Of course, the British could have told (and sometimes did) the Special Forces that they already knew this. Britain had discovered this in India centuries earlier. There, the British recognized some cultures (and there are hundreds of them in South Asia) as "martial races" (good soldiers). Thus, after two centuries, the British still recruit mercenary soldiers from the Gurkha tribes of Nepal. Like the Nungs of the Vietnam, the Gurkhas make very good soldiers. Some cultures do not.
It's not politically correct to mention that, in general, the Arabs, at least for the last few centuries, have not made very good soldiers. But this was a reality that the Special Forces in particular, and American troops in general, had to deal with. But in Iraq, there's another problem, and that's the decades of tyrannical rule of Saddam Hussein and his Baath Party. This created a situation similar to what West Germany encountered when it absorbed East Germany in 1990. After 55 years of Nazi and communist dictatorship, the population was ill-prepared to deal with democracy and a market economy. Americans encounter the same thing in Iraq. Too many people are passive and lack entrepreneurial spirit. The latter is needed to create economic activity and jobs. In Germany, the younger East Germans were more prone to take advantage of their new freedoms. But the older generation was stuck in the "wait for orders from above" mentality. Decades of state terrorism has a lasting impact.
The terrorism campaign of 2003-8 was driven largely by the Sunni Arab minority. This group had run Iraq, even when it was part of the Turkish empire (until 1918), for centuries, and had a lock on entrepreneurial and military opportunities. This also demonstrated the presence of one of the local "Martial Races" in the region. That's the Bedouin tribes. Many of the people in southern and western Iraq (both Shia and Sunni) are Bedouins, or were before they moved in and settled down. To the west, the Bedouins in Jordan took advantage of British military training, and the training of competent officers and NCOs, to create one of the most formidable (according to both the British and the Israelis) Arab armies in the region. Thus during the Sunni Arab effort to retake control of Iraq via a terrorism campaign, it was the bad guys who had the most fierce fighters on the side. The Shia Arabs, suffering from centuries of economic and military suppression, had a less useful tradition to draw on. Once the Sunni tribes were convinced to turn against the Sunni terrorist movement (which included al Qaeda), the terrorists were finished.

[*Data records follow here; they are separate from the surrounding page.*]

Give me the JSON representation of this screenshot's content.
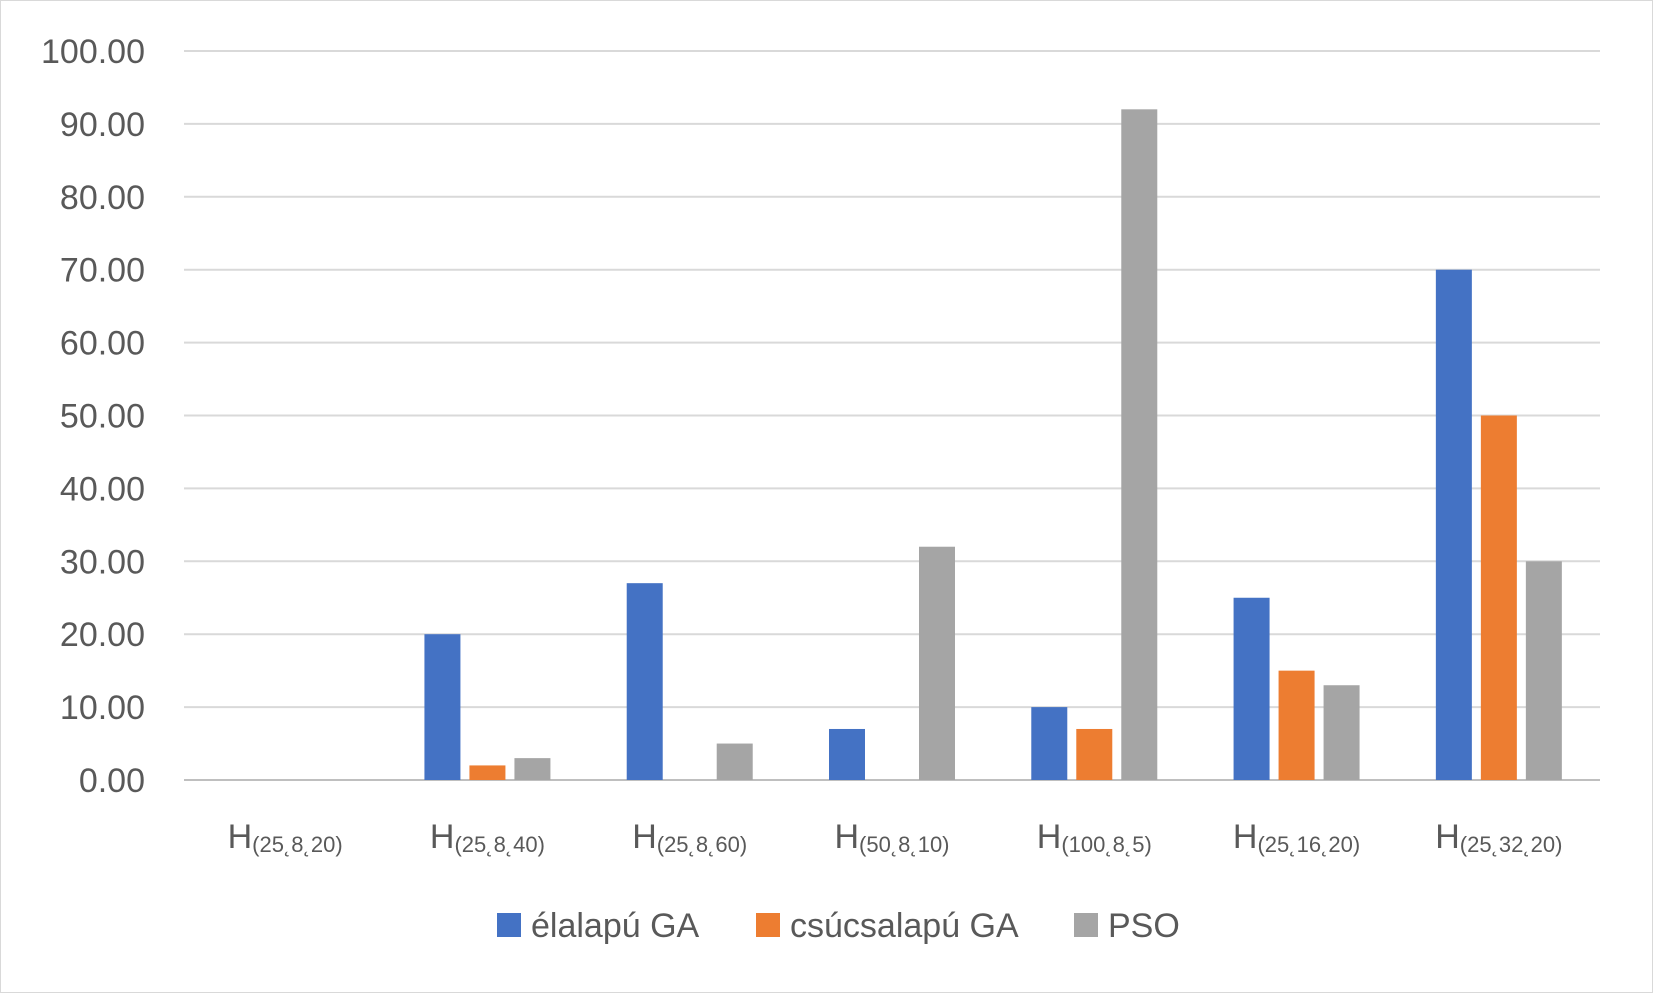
{
  "chart_data": {
    "type": "bar",
    "categories": [
      {
        "main": "H",
        "sub": "(25˛8˛20)"
      },
      {
        "main": "H",
        "sub": "(25˛8˛40)"
      },
      {
        "main": "H",
        "sub": "(25˛8˛60)"
      },
      {
        "main": "H",
        "sub": "(50˛8˛10)"
      },
      {
        "main": "H",
        "sub": "(100˛8˛5)"
      },
      {
        "main": "H",
        "sub": "(25˛16˛20)"
      },
      {
        "main": "H",
        "sub": "(25˛32˛20)"
      }
    ],
    "series": [
      {
        "name": "élalapú GA",
        "color": "#4472c4",
        "values": [
          0,
          20,
          27,
          7,
          10,
          25,
          70
        ]
      },
      {
        "name": "csúcsalapú GA",
        "color": "#ed7d31",
        "values": [
          0,
          2,
          0,
          0,
          7,
          15,
          50
        ]
      },
      {
        "name": "PSO",
        "color": "#a5a5a5",
        "values": [
          0,
          3,
          5,
          32,
          92,
          13,
          30
        ]
      }
    ],
    "ylim": [
      0,
      100
    ],
    "yticks": [
      "0.00",
      "10.00",
      "20.00",
      "30.00",
      "40.00",
      "50.00",
      "60.00",
      "70.00",
      "80.00",
      "90.00",
      "100.00"
    ],
    "grid": true,
    "legend": "bottom"
  }
}
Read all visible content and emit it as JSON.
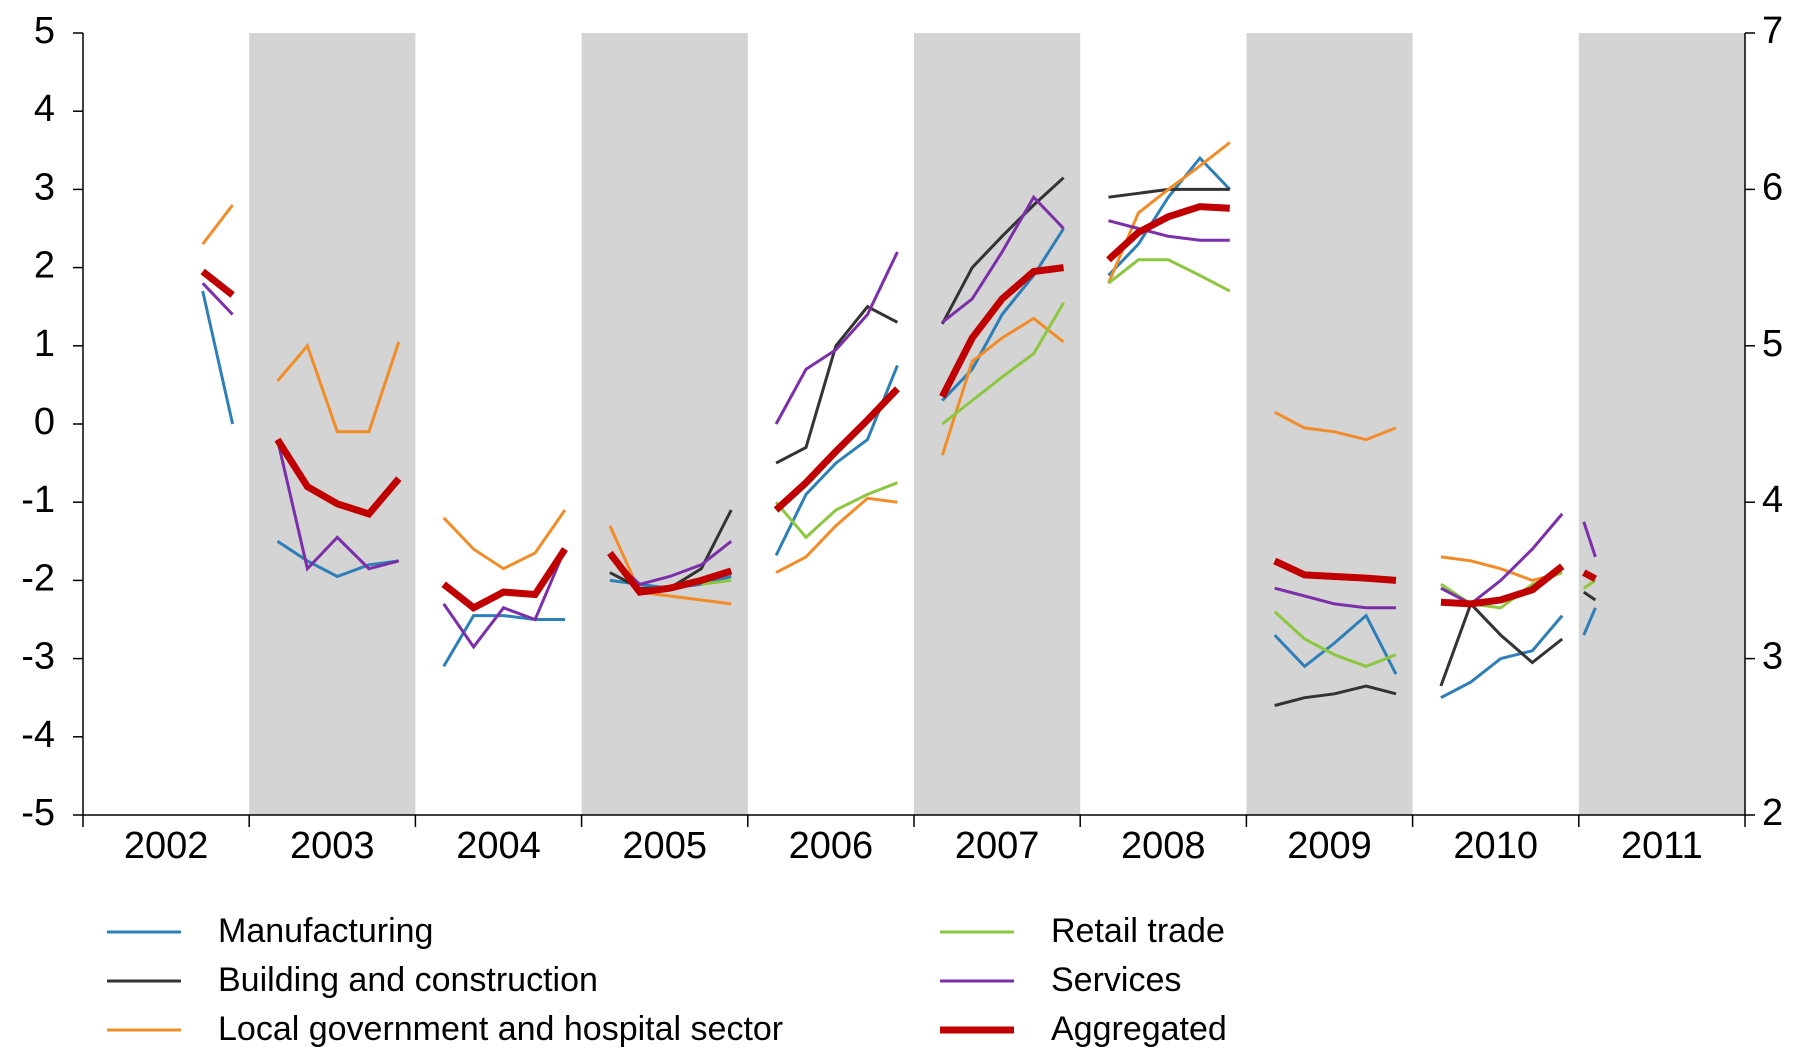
{
  "chart_data": {
    "type": "line",
    "x": [
      2002.17,
      2002.35,
      2002.53,
      2002.72,
      2002.9,
      2003,
      2003.17,
      2003.35,
      2003.53,
      2003.72,
      2003.9,
      2004,
      2004.17,
      2004.35,
      2004.53,
      2004.72,
      2004.9,
      2005,
      2005.17,
      2005.35,
      2005.53,
      2005.72,
      2005.9,
      2006,
      2006.17,
      2006.35,
      2006.53,
      2006.72,
      2006.9,
      2007,
      2007.17,
      2007.35,
      2007.53,
      2007.72,
      2007.9,
      2008,
      2008.17,
      2008.35,
      2008.53,
      2008.72,
      2008.9,
      2009,
      2009.17,
      2009.35,
      2009.53,
      2009.72,
      2009.9,
      2010,
      2010.17,
      2010.35,
      2010.53,
      2010.72,
      2010.9,
      2011,
      2011.03,
      2011.1
    ],
    "xlim": [
      2002,
      2012
    ],
    "xticks": [
      {
        "value": 2002.5,
        "label": "2002"
      },
      {
        "value": 2003.5,
        "label": "2003"
      },
      {
        "value": 2004.5,
        "label": "2004"
      },
      {
        "value": 2005.5,
        "label": "2005"
      },
      {
        "value": 2006.5,
        "label": "2006"
      },
      {
        "value": 2007.5,
        "label": "2007"
      },
      {
        "value": 2008.5,
        "label": "2008"
      },
      {
        "value": 2009.5,
        "label": "2009"
      },
      {
        "value": 2010.5,
        "label": "2010"
      },
      {
        "value": 2011.5,
        "label": "2011"
      }
    ],
    "ylim": [
      -5,
      5
    ],
    "yticks": [
      -5,
      -4,
      -3,
      -2,
      -1,
      0,
      1,
      2,
      3,
      4,
      5
    ],
    "y2lim": [
      2,
      7
    ],
    "y2ticks": [
      2,
      3,
      4,
      5,
      6,
      7
    ],
    "shading": "#d4d4d4",
    "legend": "bottom",
    "series": [
      {
        "name": "Manufacturing",
        "color": "#2e7fb8",
        "values": [
          null,
          null,
          null,
          1.7,
          0.0,
          null,
          -1.5,
          -1.75,
          -1.95,
          -1.8,
          -1.75,
          null,
          -3.1,
          -2.45,
          -2.45,
          -2.5,
          -2.5,
          null,
          -2.0,
          -2.05,
          -2.1,
          -2.05,
          -1.95,
          null,
          -1.68,
          -0.9,
          -0.5,
          -0.2,
          0.75,
          null,
          0.3,
          0.7,
          1.4,
          1.9,
          2.5,
          null,
          1.9,
          2.3,
          2.9,
          3.4,
          3.0,
          null,
          -2.7,
          -3.1,
          -2.8,
          -2.45,
          -3.2,
          null,
          -3.5,
          -3.3,
          -3.0,
          -2.9,
          -2.45,
          null,
          -2.7,
          -2.35
        ]
      },
      {
        "name": "Building and construction",
        "color": "#333333",
        "values": [
          null,
          null,
          null,
          null,
          null,
          null,
          null,
          null,
          null,
          null,
          null,
          null,
          null,
          null,
          null,
          null,
          null,
          null,
          -1.9,
          -2.1,
          -2.1,
          -1.85,
          -1.1,
          null,
          -0.5,
          -0.3,
          1.0,
          1.5,
          1.3,
          null,
          1.28,
          2.0,
          2.4,
          2.8,
          3.15,
          null,
          2.9,
          2.95,
          3.0,
          3.0,
          3.0,
          null,
          -3.6,
          -3.5,
          -3.45,
          -3.35,
          -3.45,
          null,
          -3.35,
          -2.3,
          -2.7,
          -3.05,
          -2.75,
          null,
          -2.15,
          -2.25
        ]
      },
      {
        "name": "Local government and hospital sector",
        "color": "#f28c28",
        "values": [
          null,
          null,
          null,
          2.3,
          2.8,
          null,
          0.55,
          1.0,
          -0.1,
          -0.1,
          1.05,
          null,
          -1.2,
          -1.6,
          -1.85,
          -1.65,
          -1.1,
          null,
          -1.3,
          -2.15,
          -2.2,
          -2.25,
          -2.3,
          null,
          -1.9,
          -1.7,
          -1.3,
          -0.95,
          -1.0,
          null,
          -0.4,
          0.8,
          1.1,
          1.35,
          1.05,
          null,
          1.8,
          2.7,
          3.0,
          3.3,
          3.6,
          null,
          0.15,
          -0.05,
          -0.1,
          -0.2,
          -0.05,
          null,
          -1.7,
          -1.75,
          -1.85,
          -2.0,
          -1.9,
          null,
          null,
          null
        ]
      },
      {
        "name": "Retail trade",
        "color": "#8dc63f",
        "values": [
          null,
          null,
          null,
          null,
          null,
          null,
          null,
          null,
          null,
          null,
          null,
          null,
          null,
          null,
          null,
          null,
          null,
          null,
          null,
          null,
          null,
          -2.05,
          -2.0,
          null,
          -1.0,
          -1.45,
          -1.1,
          -0.9,
          -0.75,
          null,
          0.0,
          0.3,
          0.6,
          0.9,
          1.55,
          null,
          1.8,
          2.1,
          2.1,
          1.9,
          1.7,
          null,
          -2.4,
          -2.75,
          -2.95,
          -3.1,
          -2.95,
          null,
          -2.05,
          -2.3,
          -2.35,
          -2.05,
          -1.9,
          null,
          -2.1,
          -2.0
        ]
      },
      {
        "name": "Services",
        "color": "#7b2fa8",
        "values": [
          null,
          null,
          null,
          1.8,
          1.4,
          null,
          -0.2,
          -1.85,
          -1.45,
          -1.85,
          -1.75,
          null,
          -2.3,
          -2.85,
          -2.35,
          -2.5,
          -1.6,
          null,
          -1.7,
          -2.05,
          -1.95,
          -1.8,
          -1.5,
          null,
          0.0,
          0.7,
          0.95,
          1.4,
          2.2,
          null,
          1.3,
          1.6,
          2.2,
          2.9,
          2.5,
          null,
          2.6,
          2.5,
          2.4,
          2.35,
          2.35,
          null,
          -2.1,
          -2.2,
          -2.3,
          -2.35,
          -2.35,
          null,
          -2.1,
          -2.3,
          -2.0,
          -1.6,
          -1.15,
          null,
          -1.25,
          -1.7
        ]
      },
      {
        "name": "Aggregated",
        "color": "#c00000",
        "style": "bold",
        "values": [
          null,
          null,
          null,
          1.95,
          1.65,
          null,
          -0.2,
          -0.8,
          -1.02,
          -1.15,
          -0.7,
          null,
          -2.05,
          -2.35,
          -2.15,
          -2.18,
          -1.6,
          null,
          -1.65,
          -2.15,
          -2.1,
          -2.0,
          -1.88,
          null,
          -1.1,
          -0.75,
          -0.35,
          0.05,
          0.45,
          null,
          0.35,
          1.1,
          1.6,
          1.95,
          2.0,
          null,
          2.1,
          2.45,
          2.65,
          2.78,
          2.76,
          null,
          -1.75,
          -1.93,
          -1.95,
          -1.97,
          -2.0,
          null,
          -2.28,
          -2.3,
          -2.25,
          -2.12,
          -1.82,
          null,
          -1.9,
          -1.98
        ]
      }
    ]
  }
}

Up north, the Kurds also had a fighting tradition. Until 1918, the Iraqi Kurds were part of the Turkish homeland. But the British added Mosul province to the newly created Iraq in the 1920s, to deny Turkey the oil fields in northern Iraq. But the Kurds (who are ethnically related to the Iranians) had a tradition of serving capably in the Turkish army (the Turks liked to call them "Mountain Turks," a tag the Kurds tended to reject, despite the complement the Turks were paying to Kurdish military prowess.) Many notable warriors in Arab history, like Saladin, were actually Kurds. Naturally, the Kurds also had an entrepreneurial attitude that Saddam was unable to suppress.
Afghanistan has a similar mosaic of cultures, although most of them are very "martial." But most also have a hard time adjusting to the modern world, as witness the medieval minded Taliban. But the Special Forces has seen it all, and has spread their knowledge and cultural skills throughout the American military, and allied forces as well. Thus when U.S. troops enter a foreign country, they not only try to find out, "who will fight," but also, "who can fight."